One of the tactics in the current plaintiffs’ wage and hour playbook is to bring a second claim after settlement of an initial class or collective action lawsuit. In these cases, the second set of claims is purportedly brought on behalf of those who did not opt in or participate, or it is for alleged violations occurring after the settlement of the initial case. The strategy in some respects is that this is relatively easy money, as much of the discovery has already been done and the employer has already settled the claims once and presumably may do so again to save litigation cost. As two recent cases demonstrate, these tagalong cases may present problems of their own when there are problems with the class representatives.
It’s not clear what the attorneys were thinking in the first case, Robinson v. The Chef’s Warehouse, Case No. 15-cv-05421-RS (N.D. Cal., Feb. 8, 2018). The Robinson case concerned a putative class of delivery drivers in California who asserted that the employer had not properly publicized its meal and rest period policies and had denied them the meal and rest time provided under California law. This case followed a 2012 action brought against the employer involving the very same class and claims in California state court. That first action was settled in 2014.
The employer’s response in the second case, the court acknowledged, was atypical in that it challenged the adequacy of representation based both on the past conduct of plaintiffs’ counsel and the claims of the class representatives themselves. The court disposed of the challenge to the attorneys largely by sidestepping it, as the attorneys being accused of inappropriate conduct allegedly were not the ones being proposed as class counsel. Having said that, one might question why that was an issue and whether an attorney deemed unfit to act as class counsel based on conduct should be permitted near a putative class action at all.

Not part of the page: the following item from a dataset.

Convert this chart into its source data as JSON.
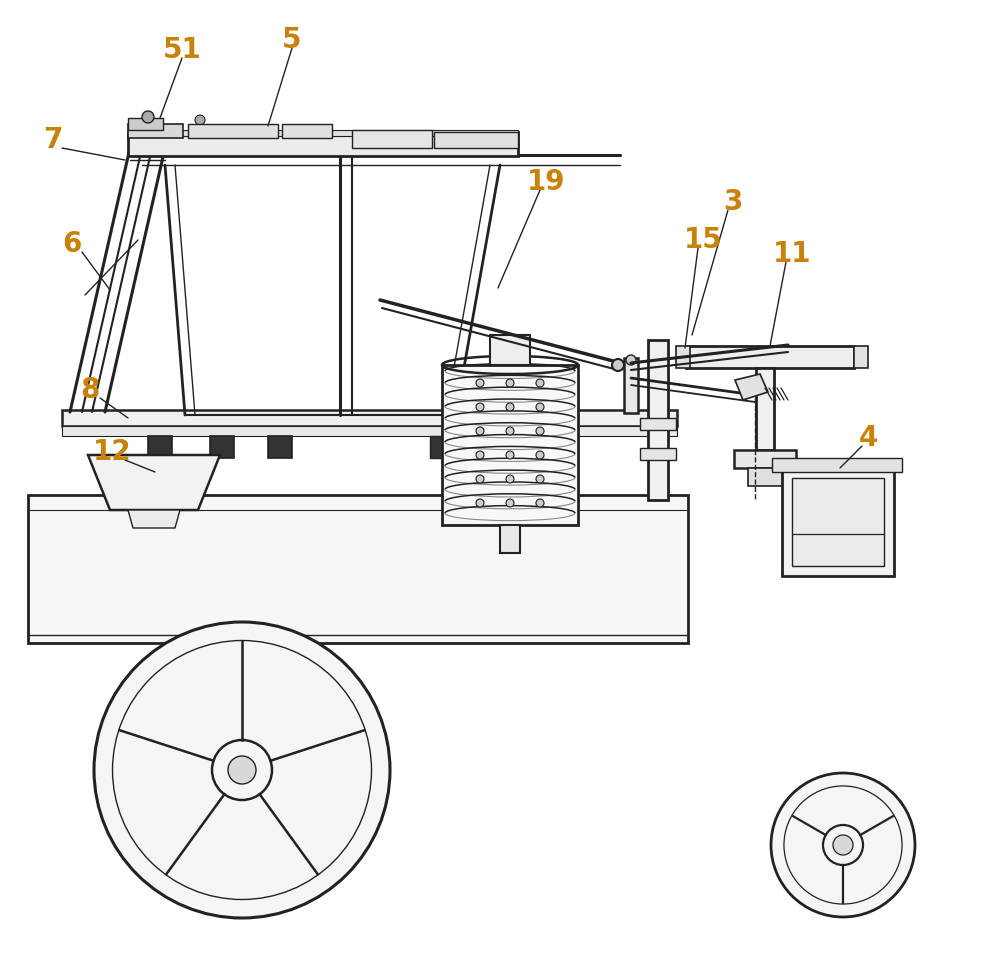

The court’s concern, rather, was with the two plaintiffs. In the prior litigation, they had submitted declarations in 2013 that they understood the company’s meal and rest break policies, had always been provided with them, and had been paid properly for all hours worked. While they attempted in this later case to claim that they were complaining of conduct after that time, the court was skeptical. It found that for whatever reason, any claim they might bring on behalf of the class would be undercut by their prior testimony, rendering them inappropriate class representatives.

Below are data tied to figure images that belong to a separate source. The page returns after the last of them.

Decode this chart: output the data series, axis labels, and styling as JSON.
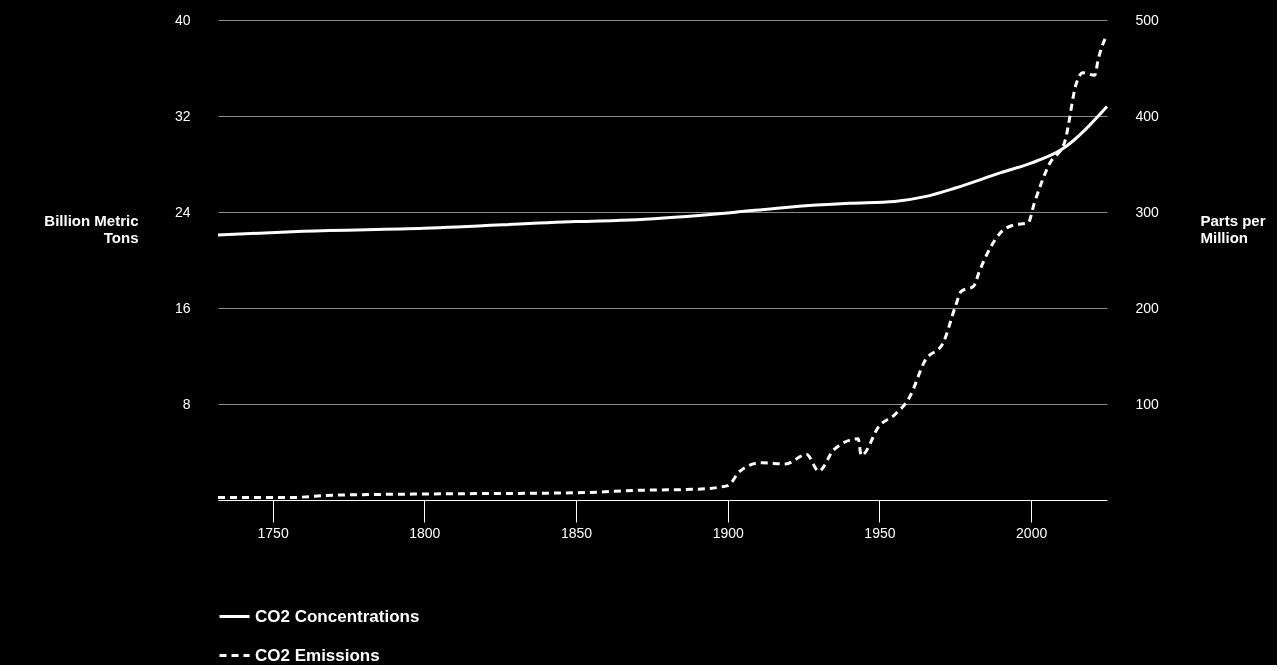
{
  "chart_data": {
    "type": "line",
    "ylabel": "Billion Metric Tons",
    "y2label": "Parts per Million",
    "xlim": [
      1732,
      2025
    ],
    "xticks": [
      1750,
      1800,
      1850,
      1900,
      1950,
      2000
    ],
    "ylim": [
      0,
      40
    ],
    "yticks": [
      8,
      16,
      24,
      32,
      40
    ],
    "y2lim": [
      0,
      500
    ],
    "y2ticks": [
      100,
      200,
      300,
      400,
      500
    ],
    "grid": "y",
    "legend": "bottom",
    "series": [
      {
        "name": "CO2 Concentrations",
        "color": "#ffffff",
        "line_style": "solid",
        "axis": "y2",
        "x": [
          1732,
          1760,
          1800,
          1850,
          1870,
          1900,
          1920,
          1940,
          1955,
          1965,
          1975,
          1990,
          2000,
          2010,
          2025
        ],
        "values": [
          276,
          280,
          283,
          290,
          292,
          299,
          305,
          309,
          311,
          316,
          325,
          341,
          351,
          365,
          410
        ]
      },
      {
        "name": "CO2 Emissions",
        "color": "#ffffff",
        "line_style": "dashed",
        "axis": "y",
        "x": [
          1732,
          1755,
          1770,
          1800,
          1850,
          1870,
          1890,
          1900,
          1904,
          1911,
          1919,
          1926,
          1930,
          1935,
          1943,
          1944,
          1950,
          1955,
          1960,
          1965,
          1971,
          1975,
          1977,
          1981,
          1983,
          1990,
          1994,
          1999,
          2001,
          2006,
          2011,
          2015,
          2017,
          2021,
          2022,
          2025
        ],
        "values": [
          0.2,
          0.2,
          0.4,
          0.5,
          0.6,
          0.8,
          0.9,
          1.2,
          2.4,
          3.1,
          3.0,
          3.8,
          2.4,
          4.2,
          5.1,
          3.7,
          6.2,
          7.1,
          8.6,
          11.6,
          13.1,
          16.1,
          17.4,
          17.8,
          19.1,
          22.3,
          22.9,
          23.1,
          24.7,
          28.0,
          29.8,
          34.8,
          35.6,
          35.4,
          36.6,
          38.8
        ]
      }
    ]
  }
}
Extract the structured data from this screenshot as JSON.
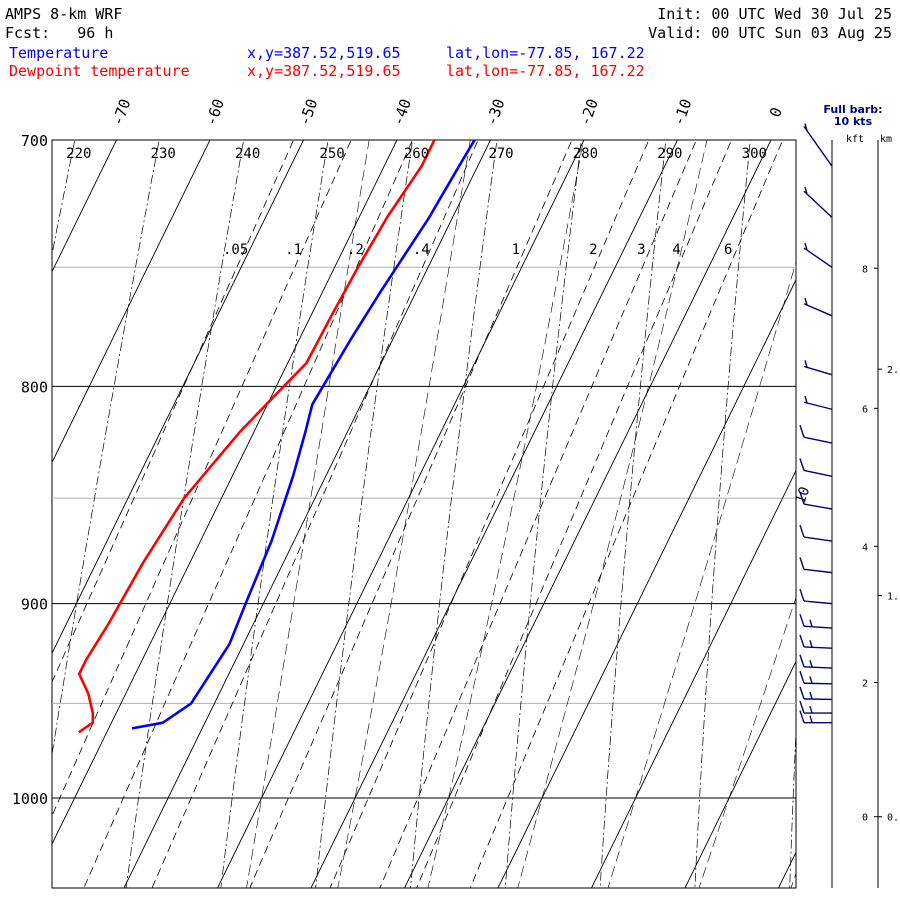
{
  "header": {
    "model": "AMPS 8-km WRF",
    "forecast_label": "Fcst:",
    "forecast_hours": "96 h",
    "init_label": "Init:",
    "init_time": "00 UTC Wed 30 Jul 25",
    "valid_label": "Valid:",
    "valid_time": "00 UTC Sun 03 Aug 25"
  },
  "series_info": [
    {
      "name": "Temperature",
      "xy": "x,y=387.52,519.65",
      "latlon": "lat,lon=-77.85, 167.22",
      "color": "#0000ff"
    },
    {
      "name": "Dewpoint temperature",
      "xy": "x,y=387.52,519.65",
      "latlon": "lat,lon=-77.85, 167.22",
      "color": "#ff0000"
    }
  ],
  "wind_legend": {
    "line1": "Full barb:",
    "line2": "10 kts",
    "color": "#000080"
  },
  "height_axis": {
    "left_unit": "kft",
    "right_unit": "km"
  },
  "chart_data": {
    "type": "line",
    "diagram": "skew-T log-p",
    "pressure_range_hPa": [
      700,
      1045
    ],
    "pressure_ticks": [
      "700",
      "800",
      "900",
      "1000"
    ],
    "temperature_ticks_C": [
      "-70",
      "-60",
      "-50",
      "-40",
      "-30",
      "-20",
      "-10",
      "0"
    ],
    "dry_adiabat_labels_K": [
      "220",
      "230",
      "240",
      "250",
      "260",
      "270",
      "280",
      "290",
      "300"
    ],
    "mixing_ratio_labels_gkg": [
      ".05",
      ".1",
      ".2",
      ".4",
      "1",
      "2",
      "3",
      "4",
      "6"
    ],
    "moist_adiabat_label": "10",
    "kft_ticks": [
      "0",
      "2",
      "4",
      "6",
      "8"
    ],
    "km_ticks": [
      "0.",
      "1.",
      "2."
    ],
    "series": [
      {
        "name": "Temperature",
        "color": "#0000ff",
        "points": [
          [
            963,
            -37.5
          ],
          [
            960,
            -34.5
          ],
          [
            950,
            -32.5
          ],
          [
            920,
            -31.5
          ],
          [
            900,
            -31.9
          ],
          [
            870,
            -32.4
          ],
          [
            840,
            -33.5
          ],
          [
            820,
            -34.5
          ],
          [
            808,
            -35.2
          ],
          [
            800,
            -35.0
          ],
          [
            780,
            -34.5
          ],
          [
            760,
            -33.8
          ],
          [
            730,
            -32.5
          ],
          [
            710,
            -32.0
          ],
          [
            700,
            -31.7
          ]
        ]
      },
      {
        "name": "Dewpoint temperature",
        "color": "#ff0000",
        "points": [
          [
            965,
            -43.0
          ],
          [
            960,
            -42.0
          ],
          [
            955,
            -42.5
          ],
          [
            945,
            -44.0
          ],
          [
            935,
            -46.0
          ],
          [
            928,
            -46.0
          ],
          [
            910,
            -45.5
          ],
          [
            880,
            -45.0
          ],
          [
            850,
            -44.0
          ],
          [
            820,
            -41.5
          ],
          [
            800,
            -39.2
          ],
          [
            790,
            -38.0
          ],
          [
            770,
            -37.8
          ],
          [
            750,
            -37.5
          ],
          [
            730,
            -37.0
          ],
          [
            710,
            -36.0
          ],
          [
            700,
            -36.0
          ]
        ]
      }
    ],
    "wind_barbs_kts": [
      {
        "p": 960,
        "speed": 15,
        "dir": 270
      },
      {
        "p": 955,
        "speed": 15,
        "dir": 270
      },
      {
        "p": 948,
        "speed": 15,
        "dir": 275
      },
      {
        "p": 940,
        "speed": 15,
        "dir": 275
      },
      {
        "p": 932,
        "speed": 15,
        "dir": 280
      },
      {
        "p": 922,
        "speed": 15,
        "dir": 280
      },
      {
        "p": 912,
        "speed": 15,
        "dir": 285
      },
      {
        "p": 900,
        "speed": 10,
        "dir": 290
      },
      {
        "p": 885,
        "speed": 10,
        "dir": 295
      },
      {
        "p": 870,
        "speed": 10,
        "dir": 300
      },
      {
        "p": 855,
        "speed": 10,
        "dir": 305
      },
      {
        "p": 840,
        "speed": 10,
        "dir": 310
      },
      {
        "p": 825,
        "speed": 10,
        "dir": 310
      },
      {
        "p": 810,
        "speed": 5,
        "dir": 315
      },
      {
        "p": 795,
        "speed": 5,
        "dir": 320
      },
      {
        "p": 770,
        "speed": 5,
        "dir": 330
      },
      {
        "p": 750,
        "speed": 5,
        "dir": 340
      },
      {
        "p": 730,
        "speed": 5,
        "dir": 345
      },
      {
        "p": 710,
        "speed": 5,
        "dir": 350
      }
    ]
  }
}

The opinion does not state why these employees sought to bring a second class action when they had admitted that the employer had followed California law. Nor does it state what motivated the attorneys to file a second action on the same subject matter when the first case was settled. Whether it was buyer’s remorse or some unexplained change in course by the employer, the court found that their prior position was fatal to their claims.
The second case is Butler v. Harvest Management Sub LLC, Case No. 2:17-cv-00685 (W.D. Wa., Feb. 15, 2018). The Butler case involved claims of misclassification of what was claimed to be thousands of property managers. The defendant had settled a similar case brought in the Central District of California in 2013. In 2017, two of the original class members (who appear to be spouses – the record is less than clear) filed a second class action in federal court in the state of Washington to bring the same claims for the period after the settlement. Along the way, however, these two individuals had declared bankruptcy without listing potential wage and hour claims as an asset. The defendant did not simply oppose certification but also sought to dismiss their claims outright under Rule 12(b)(6) due to the failure to disclose the claims during the bankruptcy proceeding. Two weeks later, the plaintiffs moved to reopen their bankruptcy to disclose the claims.
The district court found the timing of the plaintiffs’ actions “disingenuous” and concluded that they were estopped from asserting their claims. It rejected outright their contention that they were unaware of their claims at the time, a remarkable contention given that they had received settlement funds from the first action and, they claimed, the employer had not changed its policies after the first case. As a result, the claims were dismissed entirely.
The two cases highlight employers’ risk of facing a second round of litigation following the resolution of an initial matter, but they also show that while a second case may be easier in some respects, the plaintiffs may face additional hurdles when the named representatives are less than ideal.
The bottom line: Disappointed claimants from a prior case may not make good class representatives in a later action.